Will the real Paul Farrell please stand up?

In his most recent installment of doom and gloom financial pornography, Paul Farrell writes:

Warning:  Crash dead ahead.  Sell.  Get Liquid.  Now.

Fascinating.

Particularly when you consider these excerpts from his book, The Lazy Person's Guide to Investing:

"The only solution is to be in the market all the time and stop jumping in and out." 

"Never try to time the market; it's too much of a gamble." 

"The market is totally random, irrational, and unpredictable." 

"Greed triggers a buying frenzy at the top of a cycle. Fear creates a selling panic at the bottom. Investors lose both ways."

and the kicker.... wait for it....

"The more I know, the more I know I just don't know, and neither does anyone else."

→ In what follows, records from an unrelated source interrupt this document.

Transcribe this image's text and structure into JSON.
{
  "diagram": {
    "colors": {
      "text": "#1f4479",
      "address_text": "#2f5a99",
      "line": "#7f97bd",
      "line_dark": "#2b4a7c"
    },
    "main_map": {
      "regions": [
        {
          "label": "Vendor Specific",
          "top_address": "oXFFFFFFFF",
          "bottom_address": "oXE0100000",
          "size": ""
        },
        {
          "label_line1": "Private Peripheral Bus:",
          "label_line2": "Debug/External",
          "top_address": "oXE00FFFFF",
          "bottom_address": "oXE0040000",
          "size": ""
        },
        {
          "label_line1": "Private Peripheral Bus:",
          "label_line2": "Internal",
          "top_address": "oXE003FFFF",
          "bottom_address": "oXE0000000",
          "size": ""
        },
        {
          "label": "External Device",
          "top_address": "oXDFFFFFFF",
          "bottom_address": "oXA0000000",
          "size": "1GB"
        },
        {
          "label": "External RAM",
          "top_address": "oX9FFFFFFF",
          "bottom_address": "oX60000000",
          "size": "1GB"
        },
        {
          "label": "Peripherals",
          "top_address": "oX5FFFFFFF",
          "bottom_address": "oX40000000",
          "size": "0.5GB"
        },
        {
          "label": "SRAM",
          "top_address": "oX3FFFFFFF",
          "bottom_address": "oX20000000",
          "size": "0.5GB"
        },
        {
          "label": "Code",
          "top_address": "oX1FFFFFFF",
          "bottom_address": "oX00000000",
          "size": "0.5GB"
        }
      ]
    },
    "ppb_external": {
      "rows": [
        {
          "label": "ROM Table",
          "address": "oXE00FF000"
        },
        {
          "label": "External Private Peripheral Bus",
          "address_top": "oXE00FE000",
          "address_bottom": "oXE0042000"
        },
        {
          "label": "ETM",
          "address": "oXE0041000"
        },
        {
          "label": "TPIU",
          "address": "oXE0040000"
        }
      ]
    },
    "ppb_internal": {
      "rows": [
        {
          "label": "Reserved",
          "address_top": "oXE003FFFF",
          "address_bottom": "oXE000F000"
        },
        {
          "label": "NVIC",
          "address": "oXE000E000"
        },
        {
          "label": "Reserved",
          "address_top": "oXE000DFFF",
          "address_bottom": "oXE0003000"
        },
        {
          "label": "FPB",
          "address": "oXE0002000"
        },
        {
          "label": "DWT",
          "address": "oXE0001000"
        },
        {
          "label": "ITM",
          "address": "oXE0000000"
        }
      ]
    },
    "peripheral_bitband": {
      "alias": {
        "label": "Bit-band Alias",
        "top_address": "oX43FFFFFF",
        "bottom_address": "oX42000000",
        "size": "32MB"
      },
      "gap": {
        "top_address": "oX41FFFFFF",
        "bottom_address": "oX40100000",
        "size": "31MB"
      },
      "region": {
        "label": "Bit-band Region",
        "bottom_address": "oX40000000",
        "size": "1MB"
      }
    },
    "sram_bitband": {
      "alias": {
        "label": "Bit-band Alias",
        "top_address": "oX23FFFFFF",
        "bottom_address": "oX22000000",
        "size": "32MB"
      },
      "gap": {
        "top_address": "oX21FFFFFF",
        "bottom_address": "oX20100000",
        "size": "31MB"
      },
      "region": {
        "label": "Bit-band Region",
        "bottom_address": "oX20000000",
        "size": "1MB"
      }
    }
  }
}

Another book by Paul Farrell:

The New Money A$trology Success Formulas

 

 

How Folio Investing helps you trade ETFs safely

The unprecedented "flash crash" in the market two weeks ago highlighted the delicate nature of trading securities in today's financial markets dominated by program and "high frequency" trading.
 
I've written before about why I love Folio Investing's unique online trading platform.  Here are several features of their technology that can help protect you from trading mishaps:
 
1)  No margin.  Folio will not execute a trade if you don't have money in your account to cover it.  This is a vast departure from many firms that let you "buy now and pay later."  This serves as a safety mechanism against your inadvertently placing a trade in error.
 
2)  Trades are based on models and percentages, not dollars and shares.  Converting from percentages to dollars and dollars to shares and then manually entering each trade is highly prone to human error.  Folio's system is much more efficient resulting in less potential for human error.
 
3)  Window trades are converted from dollars to shares at the time the trades are executed, not when the trades are placed.  This means you can place the trades after market hours without having to worry about after-hour market price movement (this does not, however, protect you from possible market movement or volatility if your trade is sent as an unqualified market order as many of Folio's window trades are-- see #6 below for an additional protective measure).
 
4)  Window trades are "crossed," when possible, among multiple Folio clients.  In these cases, you get a better trade execution without the order being sent to an exchange.
 
5)  Window trades are "batched," when possible, across multiple Folio clients.  Large trades are then sent to market makers on a "not held" basis in an attempt to gain execution at the average price for that window period.  This works to protect you against trades that might "move the market."
 
6)  Folio's platform allows you to set a "cancel limit threshhold."  When set, this feature will automatically cancel any window trade if the aggregate order "moves against you" by a certain percentage between the time you place the order and the time the next window closes.  This essentially serves as a personal "circuit breaker" to keep you away from highly volatile trading conditions.
 
Whether you use Folio or another brokerage firm, there are risks inherent in trading ETFs.  If you do not understand or are not comfortable with the risks that ETFs pose, you should consider investing in traditional mutual funds instead.
 

 

A big case of recency bias?

Recently, a number of financial pundits have been predicting that stock market returns will be "substantially below average" in the coming decades.

Sometimes the statement is made that way, other times it is cloaked in financial speak making reference to a decrease in "the equity risk premium."

They could be right.  Stock returns and everything associated with them (corporate earnings, P/E ratios, etc) are incredibly unpredictable.

But what is prompting this feeling among the fortune-tellers?  It could be a heaping helping of recency bias (believing the future will be similar to the very recent past).

According to Jeremy Siegel's research, dating back to 1871, there have been 14 ten-year periods of negative real (after-inflation) returns for stocks (including the one just ended).

In the decade following every previous "lost decade," inflation-adjusted stock returns exceeded 10%.

 

Beating the market is the ultimate red queen's race

"Beating the market" is called a loser's game for good reason. 

It's worse than casino gambling because: 

1) Upward bias. Casinos mercifully kill off losers because they run out of money. The upward bias of the markets allows most losers to continue playing the game, blissfully unaware of their underperformance. 

2) High costs. The trading, management, and tax costs of active management make the casino's juice downright cheap in comparison. 

3) The rules change. Financial markets exhibit dynamic, not deterministic behavior. Casino games, while the odds are against the player, at least the rules don't change.  Players can confidently make their moves in the context of pre-determined probability and odds. Financial markets are "self-correcting;" what worked yesterday won't work tomorrow. 

Red_queen_logo1

It's the ultimate red queen's race. No professional chess player would play an opponent, either professional or novice, if the audience (the market consensus) could change the rules at will. 

The truly "professional" investor chooses not to play the game at all.